1- the classify-consensus-vsearch method to classify sequences, as this can classify reads in either orientation.
------I could classify my reads using this approach, but most of species are UNCULTURED. and results are not matching with previous classification done using classify-sklean
2- RESCRIPt has an orient-seqs method that will orient sequences relative to a reference database.
------I also used this and 350+ sequences were unmatched. I eliminated those. and used classify-sklearn to classify oriented sequences. and the result was again the same. ~15 samples were assigned till kindom/ domain bacteria. So i couldnt resolve the issue.
The different approaches will vary in their output. But they are usually conistant, at least at higher taxonomic levels.
These might be off-target sequences. What are these sample from? Soil? Host organism? If from a host organism these might be non-rRNA / off-target sequences. For example, some 16S primers will amplify 12S rRNA as off-targets. Which means they will not be assigned properly. Perhaps manually BLAST a few of these poorly assigned sequences and see what gene they are hitting?
Finally, would you be willing to share the QZA files for both the feature table and the representative sequences? You can send them to me via private DM.
Based on the Sample IDs, it appears you are trying to re-analyze data from this BioProject? After looking at the amplicon samples within the BioRpoject, and the rep-seqs file you shared, I noticed that the V3 primers were not trimmed prior to denoising with DADA2.
That is, I am assuming these (or highly similar) primers (Huse et al. 2008) were used:
If so, run cutadapt trim-paired, with the above primer sequences. I'd also make sure that the following options are enabled --p-discard-untrimmed and --p-match-adapter-wildcards. You can search the forum for related posts that explain why. Especially, in reference, as to why the primers should be removed.
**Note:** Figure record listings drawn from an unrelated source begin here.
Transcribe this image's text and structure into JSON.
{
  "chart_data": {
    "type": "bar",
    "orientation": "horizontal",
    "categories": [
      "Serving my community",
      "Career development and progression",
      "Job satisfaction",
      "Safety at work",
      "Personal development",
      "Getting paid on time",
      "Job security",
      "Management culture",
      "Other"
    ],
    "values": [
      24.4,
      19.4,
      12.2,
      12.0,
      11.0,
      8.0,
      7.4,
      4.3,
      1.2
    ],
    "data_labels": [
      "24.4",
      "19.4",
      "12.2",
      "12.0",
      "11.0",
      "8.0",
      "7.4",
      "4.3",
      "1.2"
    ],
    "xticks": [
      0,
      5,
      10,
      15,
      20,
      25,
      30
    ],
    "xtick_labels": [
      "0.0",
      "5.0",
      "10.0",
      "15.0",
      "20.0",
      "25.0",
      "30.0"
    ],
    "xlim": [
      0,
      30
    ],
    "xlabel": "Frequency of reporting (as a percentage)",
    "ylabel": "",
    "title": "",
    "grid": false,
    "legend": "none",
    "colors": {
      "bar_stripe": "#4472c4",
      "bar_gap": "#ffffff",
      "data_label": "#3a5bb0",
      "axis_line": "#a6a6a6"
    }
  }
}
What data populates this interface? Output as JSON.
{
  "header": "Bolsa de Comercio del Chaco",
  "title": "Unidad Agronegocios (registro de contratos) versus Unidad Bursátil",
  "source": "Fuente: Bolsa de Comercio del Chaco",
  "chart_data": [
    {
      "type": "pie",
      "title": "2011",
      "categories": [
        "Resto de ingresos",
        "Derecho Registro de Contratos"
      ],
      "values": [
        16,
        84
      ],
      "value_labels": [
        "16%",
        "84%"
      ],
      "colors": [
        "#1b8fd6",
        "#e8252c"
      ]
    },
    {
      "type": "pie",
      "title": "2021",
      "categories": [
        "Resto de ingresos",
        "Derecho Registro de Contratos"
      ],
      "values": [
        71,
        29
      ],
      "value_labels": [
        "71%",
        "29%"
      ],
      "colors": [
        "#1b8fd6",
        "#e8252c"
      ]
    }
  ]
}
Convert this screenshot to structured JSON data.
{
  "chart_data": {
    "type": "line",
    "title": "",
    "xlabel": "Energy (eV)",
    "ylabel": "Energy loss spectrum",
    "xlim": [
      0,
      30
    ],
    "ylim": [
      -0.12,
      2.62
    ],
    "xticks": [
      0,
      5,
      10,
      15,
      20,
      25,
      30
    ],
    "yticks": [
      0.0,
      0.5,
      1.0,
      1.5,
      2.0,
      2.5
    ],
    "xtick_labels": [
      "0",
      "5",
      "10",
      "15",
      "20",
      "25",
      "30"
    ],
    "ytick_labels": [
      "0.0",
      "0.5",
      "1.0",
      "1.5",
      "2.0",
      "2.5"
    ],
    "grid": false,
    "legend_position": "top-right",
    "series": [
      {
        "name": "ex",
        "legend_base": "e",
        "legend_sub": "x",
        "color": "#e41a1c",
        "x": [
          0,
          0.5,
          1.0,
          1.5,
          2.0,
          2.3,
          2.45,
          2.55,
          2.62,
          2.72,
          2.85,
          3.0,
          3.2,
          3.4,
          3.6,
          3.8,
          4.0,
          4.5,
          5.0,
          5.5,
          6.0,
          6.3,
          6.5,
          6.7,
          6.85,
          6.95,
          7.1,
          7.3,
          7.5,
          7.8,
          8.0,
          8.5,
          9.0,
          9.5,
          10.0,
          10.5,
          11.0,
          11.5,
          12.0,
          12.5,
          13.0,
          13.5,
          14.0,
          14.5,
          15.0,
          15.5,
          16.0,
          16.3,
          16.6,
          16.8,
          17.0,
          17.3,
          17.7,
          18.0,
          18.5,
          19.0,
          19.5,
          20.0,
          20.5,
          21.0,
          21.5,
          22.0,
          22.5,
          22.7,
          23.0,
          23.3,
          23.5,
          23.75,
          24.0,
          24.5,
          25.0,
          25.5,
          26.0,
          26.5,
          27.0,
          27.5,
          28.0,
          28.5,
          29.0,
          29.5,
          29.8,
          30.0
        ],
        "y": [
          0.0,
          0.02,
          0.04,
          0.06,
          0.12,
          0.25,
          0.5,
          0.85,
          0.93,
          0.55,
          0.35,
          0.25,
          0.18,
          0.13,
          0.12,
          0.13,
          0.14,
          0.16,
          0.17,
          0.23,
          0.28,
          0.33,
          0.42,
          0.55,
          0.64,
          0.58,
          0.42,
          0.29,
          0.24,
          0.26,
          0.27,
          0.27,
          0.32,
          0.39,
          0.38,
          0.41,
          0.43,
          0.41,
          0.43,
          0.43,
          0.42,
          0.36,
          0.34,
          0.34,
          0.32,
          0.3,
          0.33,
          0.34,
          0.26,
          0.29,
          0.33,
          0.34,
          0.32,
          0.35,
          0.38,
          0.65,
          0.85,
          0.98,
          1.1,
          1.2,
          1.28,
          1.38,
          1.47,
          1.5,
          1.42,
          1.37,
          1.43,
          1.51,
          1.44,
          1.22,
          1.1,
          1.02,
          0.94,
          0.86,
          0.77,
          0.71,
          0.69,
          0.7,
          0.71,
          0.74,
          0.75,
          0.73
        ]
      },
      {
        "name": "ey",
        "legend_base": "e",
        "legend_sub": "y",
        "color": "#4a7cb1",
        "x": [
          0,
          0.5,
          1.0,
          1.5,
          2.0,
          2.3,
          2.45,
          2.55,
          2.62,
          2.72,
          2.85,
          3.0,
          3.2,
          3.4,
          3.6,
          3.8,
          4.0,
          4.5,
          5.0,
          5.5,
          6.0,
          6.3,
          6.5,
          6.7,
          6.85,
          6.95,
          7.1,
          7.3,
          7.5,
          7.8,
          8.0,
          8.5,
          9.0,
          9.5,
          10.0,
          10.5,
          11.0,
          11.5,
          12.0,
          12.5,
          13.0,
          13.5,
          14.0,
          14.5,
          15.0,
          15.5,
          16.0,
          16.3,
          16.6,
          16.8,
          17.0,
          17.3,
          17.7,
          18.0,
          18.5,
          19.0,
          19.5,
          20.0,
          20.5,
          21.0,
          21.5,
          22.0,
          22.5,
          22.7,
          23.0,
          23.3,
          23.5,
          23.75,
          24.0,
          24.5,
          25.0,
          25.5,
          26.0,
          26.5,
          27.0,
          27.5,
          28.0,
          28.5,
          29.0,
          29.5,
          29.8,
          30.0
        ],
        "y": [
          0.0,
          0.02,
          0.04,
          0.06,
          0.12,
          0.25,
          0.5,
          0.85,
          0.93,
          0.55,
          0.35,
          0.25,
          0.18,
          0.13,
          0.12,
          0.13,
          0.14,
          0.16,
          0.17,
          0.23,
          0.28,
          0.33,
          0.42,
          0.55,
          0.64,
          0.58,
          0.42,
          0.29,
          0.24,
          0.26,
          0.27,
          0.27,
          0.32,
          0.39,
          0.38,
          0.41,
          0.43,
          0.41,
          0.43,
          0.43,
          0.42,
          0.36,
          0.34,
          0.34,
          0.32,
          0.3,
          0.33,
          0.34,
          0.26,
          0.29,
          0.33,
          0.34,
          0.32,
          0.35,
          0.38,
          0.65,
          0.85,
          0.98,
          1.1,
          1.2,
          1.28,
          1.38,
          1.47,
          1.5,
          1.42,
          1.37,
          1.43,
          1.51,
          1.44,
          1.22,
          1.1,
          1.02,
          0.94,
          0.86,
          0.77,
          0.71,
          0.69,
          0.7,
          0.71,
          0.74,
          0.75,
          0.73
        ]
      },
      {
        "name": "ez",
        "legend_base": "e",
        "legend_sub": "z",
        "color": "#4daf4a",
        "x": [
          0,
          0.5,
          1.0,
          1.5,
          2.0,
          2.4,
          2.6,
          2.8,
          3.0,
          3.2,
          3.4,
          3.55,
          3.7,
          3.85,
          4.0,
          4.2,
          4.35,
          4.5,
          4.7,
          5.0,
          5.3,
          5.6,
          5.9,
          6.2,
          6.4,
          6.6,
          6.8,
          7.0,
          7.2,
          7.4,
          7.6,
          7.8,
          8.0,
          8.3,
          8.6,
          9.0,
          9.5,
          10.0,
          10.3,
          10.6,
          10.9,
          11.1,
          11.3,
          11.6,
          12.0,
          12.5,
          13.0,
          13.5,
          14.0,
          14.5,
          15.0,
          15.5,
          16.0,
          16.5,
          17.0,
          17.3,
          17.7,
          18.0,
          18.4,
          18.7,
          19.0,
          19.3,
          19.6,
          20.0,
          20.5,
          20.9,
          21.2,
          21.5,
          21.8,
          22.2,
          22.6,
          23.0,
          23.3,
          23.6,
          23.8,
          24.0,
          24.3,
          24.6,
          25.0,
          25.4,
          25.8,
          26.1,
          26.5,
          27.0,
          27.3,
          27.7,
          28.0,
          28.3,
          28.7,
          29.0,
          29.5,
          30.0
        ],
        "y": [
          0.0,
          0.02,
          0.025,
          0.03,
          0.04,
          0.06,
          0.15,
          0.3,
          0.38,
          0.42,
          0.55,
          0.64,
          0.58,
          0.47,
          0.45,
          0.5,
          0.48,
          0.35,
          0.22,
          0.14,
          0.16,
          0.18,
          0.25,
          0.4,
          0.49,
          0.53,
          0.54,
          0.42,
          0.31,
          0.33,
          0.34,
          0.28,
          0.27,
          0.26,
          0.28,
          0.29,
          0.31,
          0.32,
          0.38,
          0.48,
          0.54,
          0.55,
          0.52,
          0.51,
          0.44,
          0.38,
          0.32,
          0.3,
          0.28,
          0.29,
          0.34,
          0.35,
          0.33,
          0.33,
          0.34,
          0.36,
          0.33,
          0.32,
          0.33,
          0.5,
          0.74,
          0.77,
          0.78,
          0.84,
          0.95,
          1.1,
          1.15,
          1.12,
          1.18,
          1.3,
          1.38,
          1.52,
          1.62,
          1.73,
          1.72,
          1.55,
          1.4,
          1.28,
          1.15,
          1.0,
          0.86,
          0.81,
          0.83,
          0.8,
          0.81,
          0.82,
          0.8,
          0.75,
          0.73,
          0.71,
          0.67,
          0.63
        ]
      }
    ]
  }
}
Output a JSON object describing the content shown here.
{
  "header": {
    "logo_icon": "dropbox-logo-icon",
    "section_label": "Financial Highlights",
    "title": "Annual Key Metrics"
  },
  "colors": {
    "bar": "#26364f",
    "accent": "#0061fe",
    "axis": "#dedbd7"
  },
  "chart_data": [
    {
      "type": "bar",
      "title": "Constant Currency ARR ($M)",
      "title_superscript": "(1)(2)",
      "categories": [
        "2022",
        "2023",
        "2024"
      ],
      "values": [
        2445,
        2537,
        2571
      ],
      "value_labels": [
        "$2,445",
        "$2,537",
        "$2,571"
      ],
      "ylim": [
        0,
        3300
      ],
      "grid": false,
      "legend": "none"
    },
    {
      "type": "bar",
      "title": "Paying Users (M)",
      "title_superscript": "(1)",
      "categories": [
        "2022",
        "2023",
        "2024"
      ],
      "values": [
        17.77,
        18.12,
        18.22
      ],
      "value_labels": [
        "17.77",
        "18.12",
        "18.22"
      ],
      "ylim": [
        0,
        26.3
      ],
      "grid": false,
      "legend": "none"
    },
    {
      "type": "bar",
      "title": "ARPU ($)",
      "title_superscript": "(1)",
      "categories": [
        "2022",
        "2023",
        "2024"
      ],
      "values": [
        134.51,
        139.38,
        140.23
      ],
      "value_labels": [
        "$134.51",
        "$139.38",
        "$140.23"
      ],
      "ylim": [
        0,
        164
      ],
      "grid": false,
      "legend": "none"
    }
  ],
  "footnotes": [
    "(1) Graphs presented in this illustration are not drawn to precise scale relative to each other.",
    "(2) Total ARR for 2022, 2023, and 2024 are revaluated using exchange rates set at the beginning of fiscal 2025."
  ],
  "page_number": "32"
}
Also, it appears that you may have to alter the orient-seqs parameters --p-perc-identity and possibly --p-query-cov . I tried setting --p-perc-identity 0.95 and that seemed to work well, while discarding slightly more sequences. If you want to be a bit more restrictive and truly do not care about Eukaryotes, then you can consider downloading and importing one of the GreenGenes reference databases from the Data resources page, and use that as the reference for orient-seqs.
However, I'd try the following approach first...
I do find it very odd that ~15 samples appear to be comprised mostly of mixed oriented reads. That is they are in fact not Eukaryotes, but other microbial taxa. Again, they are being mistakenly classified as Eukaryotes via sklearn as it is searching the for a read that is not in the same orientation of the database. Perhaps the forward and reverse reads where swapped by accident upon upload to GenBank?
One easy solution to this is to modify your Manifest file by swapping the file-paths for the forward and reverse reads for these samples. This should result in the reads to being imported in the correct orientation. After importing in this way you should be able to proceed with cutadapt, denoising, and then taxonomy assignment.